Jon Cooper ready for first full season as Lightning coach
Taking over as Lightning coach late last season means less of an adjustment this season for Jon Cooper.
By ANDREW ASTLEFORDFS Florida
TAMPA, Fla. -- There was fitting background noise when winger Ryan Malone spoke about new starts in a crowded hallway. The
Tampa Bay Lightning veteran shared optimism for the first full season under coach Jon Cooper, but on the other side of a wall deep in Tampa Bay Times Forum, workers hammered away on thin pieces of sheet metal.
Malone tried to speak through the racket. But the irritating noise carried, muffling his voice in the process. He paused, asked someone what the heck was going on, and then finished his thought.
"Can you hear me?" Malone said.
Most would call what is happening with the Lightning a rebuilding job. Players reported to training camp Wednesday, the first step in moving past a bizarre 2012-13 lockout-shortened campaign that included Guy Boucher's firing as coach, Cooper's hiring, winger Martin St. Louis and center Steven Stamkos closing as the NHL's top-two points earners while Tampa Bay finished with 40 points (third-fewest in the league) and missed the playoffs for the fifth time in six years.
Cooper disagrees with the reconstruction label. To him, perspective is relative: If a team finishes in the top half of the standings, it's reloading; rebuilding suggests a negative connotation, a franchise searching to find its way. Clearly, he believes in his vision.
"It all kind of means the same thing," Cooper said. "Everybody has got the same common goal. I can't sit here and say we're rebuilding. We've kind of built from the ground up."
The Lightning, through Cooper, will have a chance to prove as much. They closed 5-8-3 under him during a disappointing 18-26-4 season. Their postseason hopes were all but lost by the time he arrived from the AHL's Syracuse Crunch last March.
His work late last season was a trial run, a head start, on gaining comfort for a year when Tampa Bay will face a steep task in an Atlantic Division that includes five returning playoff teams: the Boston Bruins, Toronto Maple Leafs, Ottawa Senators, Montreal Canadiens and Detroit Red Wings. The Lightning have tried to become faster and younger. Perhaps as many as nine players who appeared in Syracuse last season will compete for up to four open jobs among the top 12 forward spots.

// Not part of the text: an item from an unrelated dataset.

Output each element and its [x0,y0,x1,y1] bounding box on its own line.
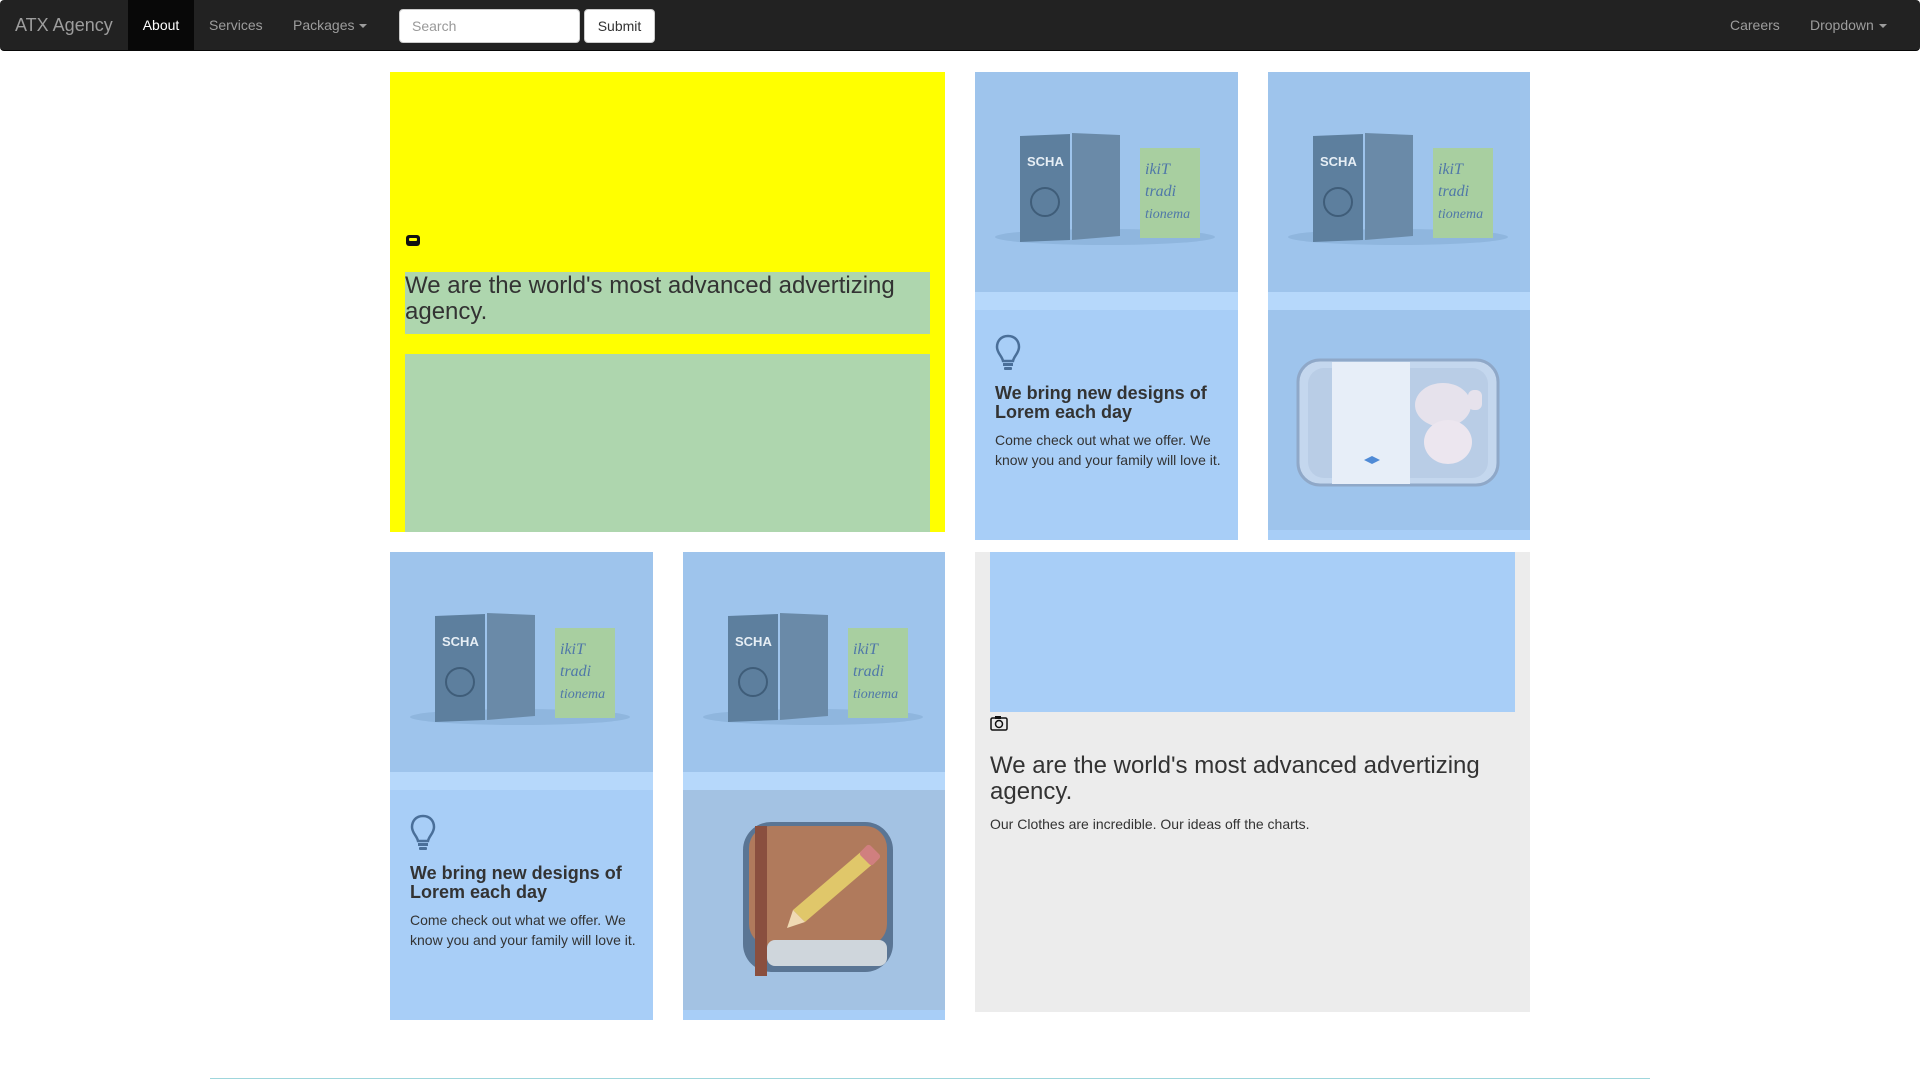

Expect newcomers such as winger Geoff Walker, a free-agent signee, and winger Jonathan Drouin, the third overall pick in the NHL entry draft in June, to work to make an impact too.
"I think last year was a little bit of an odd year, obviously, with the lockout and the abbreviated training camp and the 48-game schedule," Stamkos said. "It was a little wacky for everyone. It's nice to come to camp this year knowing you have a couple weeks, you have exhibition games, you know you're going to be prepared to start the season. I think that's going to work in our favor, and obviously having Coop last year for the last couple games, it helps with knowing what to expect when he's talking about systems or how he wants certain guys to play."
The experience late last season included a learning curve for the coach as well. One part of Cooper's introduction involved grasping the NHL's landscape and his tasks within it: The travel, the media responsibilities, the daily operations that come with life behind the bench. The second part, the relationship building with players, was more intimate and could pay dividends in future months.
He considers himself better for having the acclimation process behind him. He predicts it would have taken him until November to move beyond the handshakes, the first-time sensations, had he arrived for this training camp without background knowledge already gained.
"Moving in," Cooper said, "I have a much better grasp on the team."
How much will it help? That will be learned once Tampa Bay begins the regular season on a three-game road trip against the Bruins (Oct. 3), Chicago Blackhawks (Oct. 5) and Buffalo Sabres (Oct. 8).
This is a team with many questions that will test Cooper and push him to evolve. How will they be without Vincent Lecavalier for the first time since the respected center joined the league in 1998? Will the defensive weaknesses so often present last spring be fixed? Will they capitalize on what should be another big offensive year for Stamkos and St. Louis? Will the new, young faces produce consistently? If so, how soon?
"The players, in the … games (last season) didn't see the real Jon Cooper," said Steve Yzerman, the Lightning's vice president and general manager. "I think we have enough time to practice, put a lot of the things he wants to do into effect."
"It's not new anymore," St. Louis said of Cooper. "He knows most of the guys and had a chance to get a feel for it. This year, it's his first training camp. He's more ready for what's ahead."
So are the returning names. The comfort runs both ways.
"We kind of know what he's going to bring and what he wants from us," Malone said. "I think that's the important thing. It's our job to be prepared and be ready."
Some would call this Lightning season a rebuilding job. For Cooper, it's the first full, true look at what he can be as an NHL coach, the introductions behind him and a chance to prove himself ahead.